Sleep, Chronobiology & Addiction Group, Department of Biochemistry & Physiology, Faculty of Health and Medical Sciences, University of Surrey, Guildford, GU2 7XH, Surrey, UK.
Institut de Recherche Interdisciplinaire en Biologie Humaine et Moléculaire, Université Libre de Bruxelles, B-1070, Belgium.
Pharmacol Biochem Behav. 2014 Apr;119:72-9. doi: 10.1016/j.pbb.2013.05.009. Epub 2013 May 13.
There is mounting evidence that the neuropeptide oxytocin is a possible candidate for the treatment of drug addiction. Oxytocin was shown to reduce methamphetamine self-administration, conditioned place-preference, hyperactivity and reinstatement in rodents, highlighting its potential for the management of methamphetamine addiction. Thus, we hypothesised that the central endogenous oxytocinergic system is dysregulated following chronic methamphetamine administration. We tested this hypothesis by examining the effect of chronic methamphetamine administration on oxytocin receptor density in mice brains with the use of quantitative receptor autoradiographic binding. Saline (4ml/kg/day, i.p.) or methamphetamine (1mg/kg/day, i.p.) was administered daily for 10 days to male, CD1 mice. Quantitative autoradiographic mapping of oxytocin receptors was carried out with the use of [(125)I]-vasotocin in brain sections of these animals. Chronic methamphetamine administration induced a region specific upregulation of oxytocin receptor density in the amygdala and hypothalamus, but not in the nucleus accumbens and caudate putamen. As there is evidence suggesting an involvement of central adenosine A2A receptors on central endogenous oxytocinergic function, we investigated whether these methamphetamine-induced oxytocinergic neuroadaptations are mediated via an A2A receptor-dependent mechanism. To test this hypothesis, autoradiographic oxytocin receptor binding was carried out in brain sections of male CD1 mice lacking A2A receptors which were chronically treated with methamphetamine (1mg/kg/day, i.p. for 10 days) or saline. Similar to wild-type animals, chronic methamphetamine administration induced a region-specific upregulation of oxytocin receptor binding in the amygdala and hypothalamus of A2A receptor knockout mice and no genotype effect was observed. These results indicate that chronic methamphetamine use can induce profound neuroadaptations of the oxytocinergic receptor system in brain regions associated with stress, emotionality and social bonding and that these neuroadaptations are independent on the presence of A2A receptors. These results may at least partly explain some of the behavioural consequences of chronic methamphetamine use.

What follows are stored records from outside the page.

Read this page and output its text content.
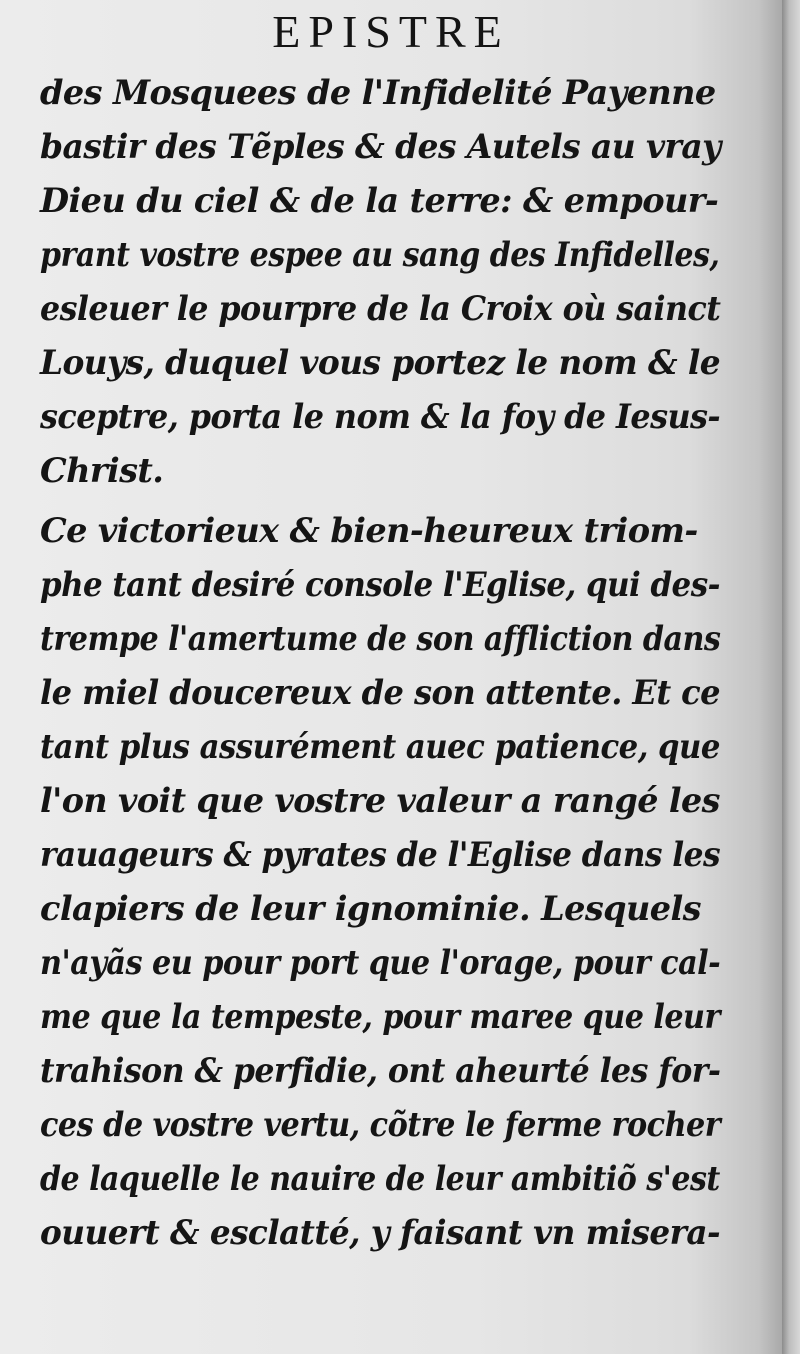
EPISTRE
des Mosquees de l'Infidelité Payenne
bastir des Tẽples & des Autels au vray
Dieu du ciel & de la terre: & empour-
prant vostre espee au sang des Infidelles,
esleuer le pourpre de la Croix où sainct
Louys, duquel vous portez le nom & le
sceptre, porta le nom & la foy de Iesus-
Christ.
Ce victorieux & bien-heureux triom-
phe tant desiré console l'Eglise, qui des-
trempe l'amertume de son affliction dans
le miel doucereux de son attente. Et ce
tant plus assurément auec patience, que
l'on voit que vostre valeur a rangé les
rauageurs & pyrates de l'Eglise dans les
clapiers de leur ignominie. Lesquels
n'ayãs eu pour port que l'orage, pour cal-
me que la tempeste, pour maree que leur
trahison & perfidie, ont aheurté les for-
ces de vostre vertu, cõtre le ferme rocher
de laquelle le nauire de leur ambitiõ s'est
ouuert & esclatté, y faisant vn misera-
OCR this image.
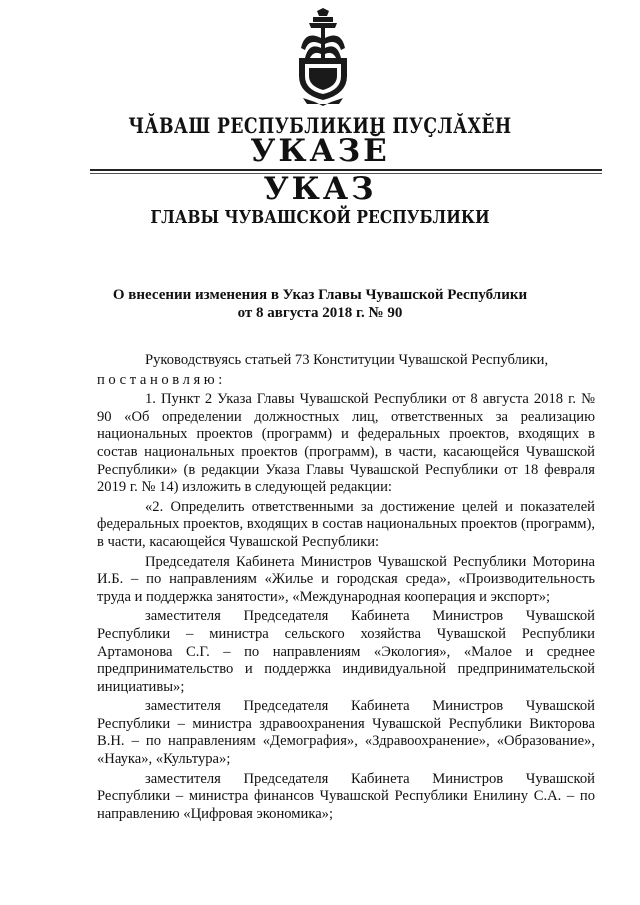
ЧӐВАШ РЕСПУБЛИКИН ПУҪЛӐХӖН
УКАЗӖ
УКАЗ
ГЛАВЫ ЧУВАШСКОЙ РЕСПУБЛИКИ
О внесении изменения в Указ Главы Чувашской Республики
от 8 августа 2018 г. № 90

Руководствуясь статьей 73 Конституции Чувашской Республики,

постановляю:

1. Пункт 2 Указа Главы Чувашской Республики от 8 августа 2018 г. № 90 «Об определении должностных лиц, ответственных за реализацию национальных проектов (программ) и федеральных проектов, входящих в состав национальных проектов (программ), в части, касающейся Чувашской Республики» (в редакции Указа Главы Чувашской Республики от 18 февраля 2019 г. № 14) изложить в следующей редакции:

«2. Определить ответственными за достижение целей и показателей федеральных проектов, входящих в состав национальных проектов (программ), в части, касающейся Чувашской Республики:

Председателя Кабинета Министров Чувашской Республики Моторина И.Б. – по направлениям «Жилье и городская среда», «Производительность труда и поддержка занятости», «Международная кооперация и экспорт»;

заместителя Председателя Кабинета Министров Чувашской Республики – министра сельского хозяйства Чувашской Республики Артамонова С.Г. – по направлениям «Экология», «Малое и среднее предпринимательство и поддержка индивидуальной предпринимательской инициативы»;

заместителя Председателя Кабинета Министров Чувашской Республики – министра здравоохранения Чувашской Республики Викторова В.Н. – по направлениям «Демография», «Здравоохранение», «Образование», «Наука», «Культура»;

заместителя Председателя Кабинета Министров Чувашской Республики – министра финансов Чувашской Республики Енилину С.А. – по направлению «Цифровая экономика»;
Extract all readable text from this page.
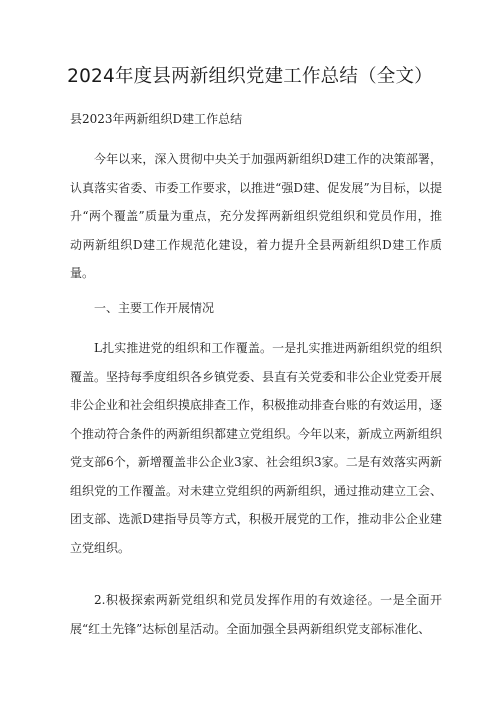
2024年度县两新组织党建工作总结（全文）
县2023年两新组织D建工作总结

今年以来，深入贯彻中央关于加强两新组织D建工作的决策部署，认真落实省委、市委工作要求，以推进“强D建、促发展”为目标，以提升“两个覆盖”质量为重点，充分发挥两新组织党组织和党员作用，推动两新组织D建工作规范化建设，着力提升全县两新组织D建工作质量。

一、主要工作开展情况

L扎实推进党的组织和工作覆盖。一是扎实推进两新组织党的组织覆盖。坚持每季度组织各乡镇党委、县直有关党委和非公企业党委开展非公企业和社会组织摸底排查工作，积极推动排查台账的有效运用，逐个推动符合条件的两新组织都建立党组织。今年以来，新成立两新组织党支部6个，新增覆盖非公企业3家、社会组织3家。二是有效落实两新组织党的工作覆盖。对未建立党组织的两新组织，通过推动建立工会、团支部、选派D建指导员等方式，积极开展党的工作，推动非公企业建立党组织。

2.积极探索两新党组织和党员发挥作用的有效途径。一是全面开展“红土先锋”达标创星活动。全面加强全县两新组织党支部标准化、
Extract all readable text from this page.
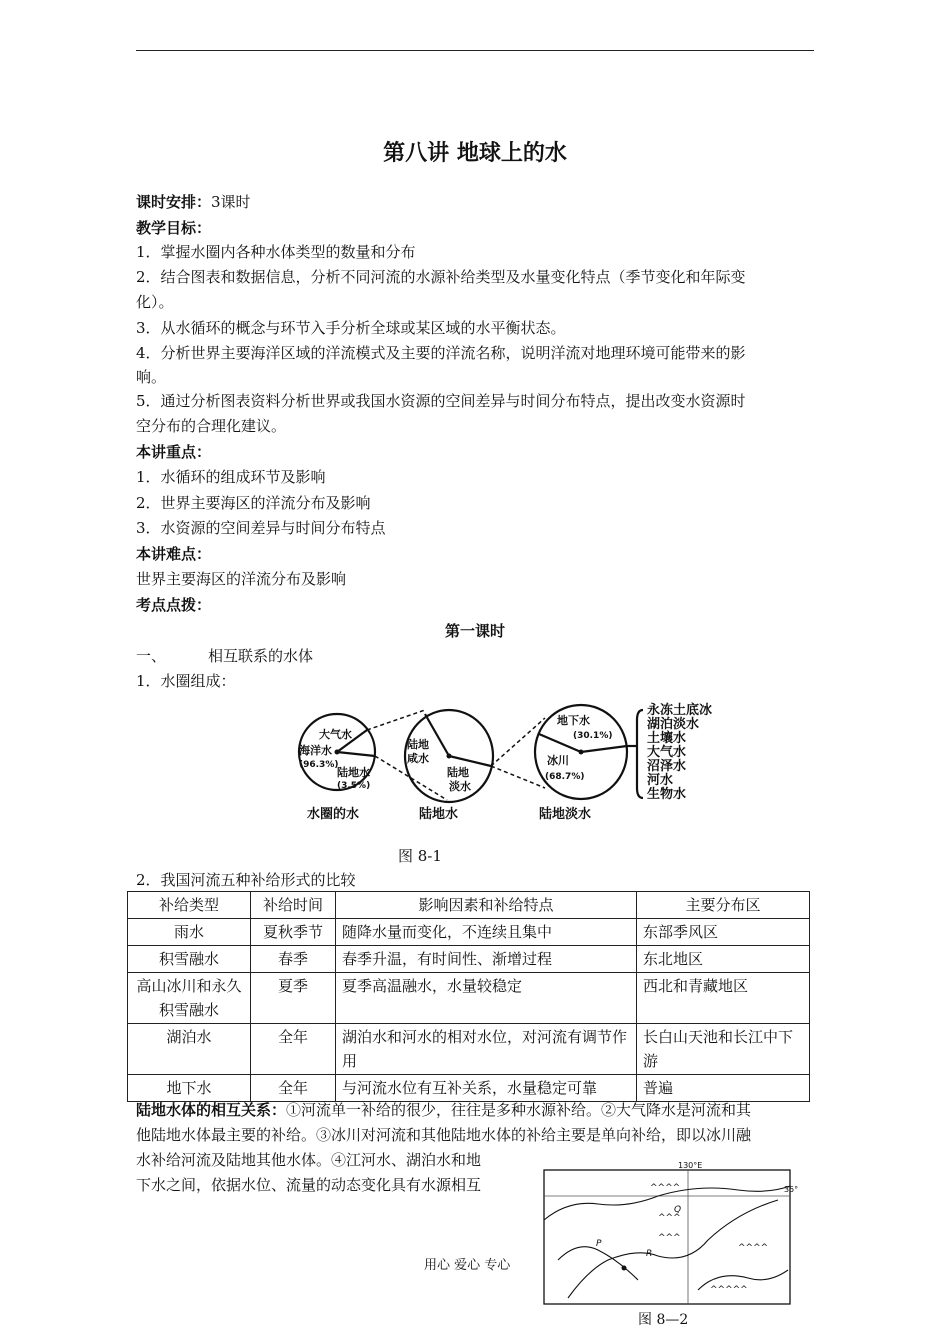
第八讲 地球上的水
课时安排：3课时
教学目标：
1．掌握水圈内各种水体类型的数量和分布
2．结合图表和数据信息，分析不同河流的水源补给类型及水量变化特点（季节变化和年际变
化）。
3．从水循环的概念与环节入手分析全球或某区域的水平衡状态。
4．分析世界主要海洋区域的洋流模式及主要的洋流名称，说明洋流对地理环境可能带来的影
响。
5．通过分析图表资料分析世界或我国水资源的空间差异与时间分布特点，提出改变水资源时
空分布的合理化建议。
本讲重点：
1．水循环的组成环节及影响
2．世界主要海区的洋流分布及影响
3．水资源的空间差异与时间分布特点
本讲难点：
世界主要海区的洋流分布及影响
考点点拨：
第一课时
一、	相互联系的水体
1．水圈组成：
大气水
海洋水
(96.3%)
陆地水
(3.5%)
陆地
咸水
陆地
淡水
地下水
(30.1%)
冰川
(68.7%)
永冻土底冰
湖泊淡水
土壤水
大气水
沼泽水
河水
生物水
水圈的水	陆地水	陆地淡水
图 8-1
2．我国河流五种补给形式的比较
补给类型	补给时间	影响因素和补给特点	主要分布区
雨水	夏秋季节	随降水量而变化，不连续且集中	东部季风区
积雪融水	春季	春季升温，有时间性、渐增过程	东北地区
高山冰川和永久积雪融水	夏季	夏季高温融水，水量较稳定	西北和青藏地区
湖泊水	全年	湖泊水和河水的相对水位，对河流有调节作用	长白山天池和长江中下游
地下水	全年	与河流水位有互补关系，水量稳定可靠	普遍
陆地水体的相互关系：①河流单一补给的很少，往往是多种水源补给。②大气降水是河流和其
他陆地水体最主要的补给。③冰川对河流和其他陆地水体的补给主要是单向补给，即以冰川融
水补给河流及陆地其他水体。④江河水、湖泊水和地
下水之间，依据水位、流量的动态变化具有水源相互
130°E
35°
^^^^
^^^
^^^
^^^^
^^^^^
P
Q
R
用心 爱心 专心
图 8—2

越来越多的证据表明,神经肽催产素可能是治疗药物成瘾的候选药物。催产素被证明可以减少老鼠的甲基苯丙胺自我给药、条件性位置偏好、过度活跃和复吸,突出了其管理甲基苯丙胺成瘾的潜力。因此,我们假设慢性甲基苯丙胺给药后中枢内源性催产素能系统失调。我们通过使用定量受体放射自显影结合来检查慢性甲基苯丙胺给药对小鼠大脑中催产素受体密度的影响,从而检验了这一假设。雄性 CD1 小鼠每天接受生理盐水(4ml/kg/天,腹腔注射)或甲基苯丙胺(1mg/kg/天,腹腔注射)治疗 10 天。用 [(125)I]-血管加压素对这些动物的大脑切片进行催产素受体的定量放射自显影定位。慢性甲基苯丙胺给药诱导杏仁核和下丘脑催产素受体密度的区域特异性上调,但纹状体和尾状核无变化。有证据表明,中枢腺苷 A2A 受体参与中枢内源性催产素能功能,我们研究了这些中枢内源性催产素能神经适应性变化是否通过 A2A 受体依赖性机制介导。为了检验这一假设,我们对缺乏 A2A 受体的雄性 CD1 小鼠进行了脑切片的放射自显影催产素受体结合实验,这些小鼠接受了慢性甲基苯丙胺(1mg/kg/天,腹腔注射 10 天)或生理盐水治疗。与野生型动物相似,慢性甲基苯丙胺给药诱导 A2A 受体敲除小鼠的杏仁核和下丘脑催产素受体结合的区域特异性上调,且未观察到基因型效应。这些结果表明,慢性甲基苯丙胺使用可诱导与应激、情感和社交联系相关的大脑区域中催产素能受体系统的深刻神经适应性变化,并且这些神经适应性变化独立于 A2A 受体的存在。这些结果至少可以部分解释慢性甲基苯丙胺使用的一些行为后果。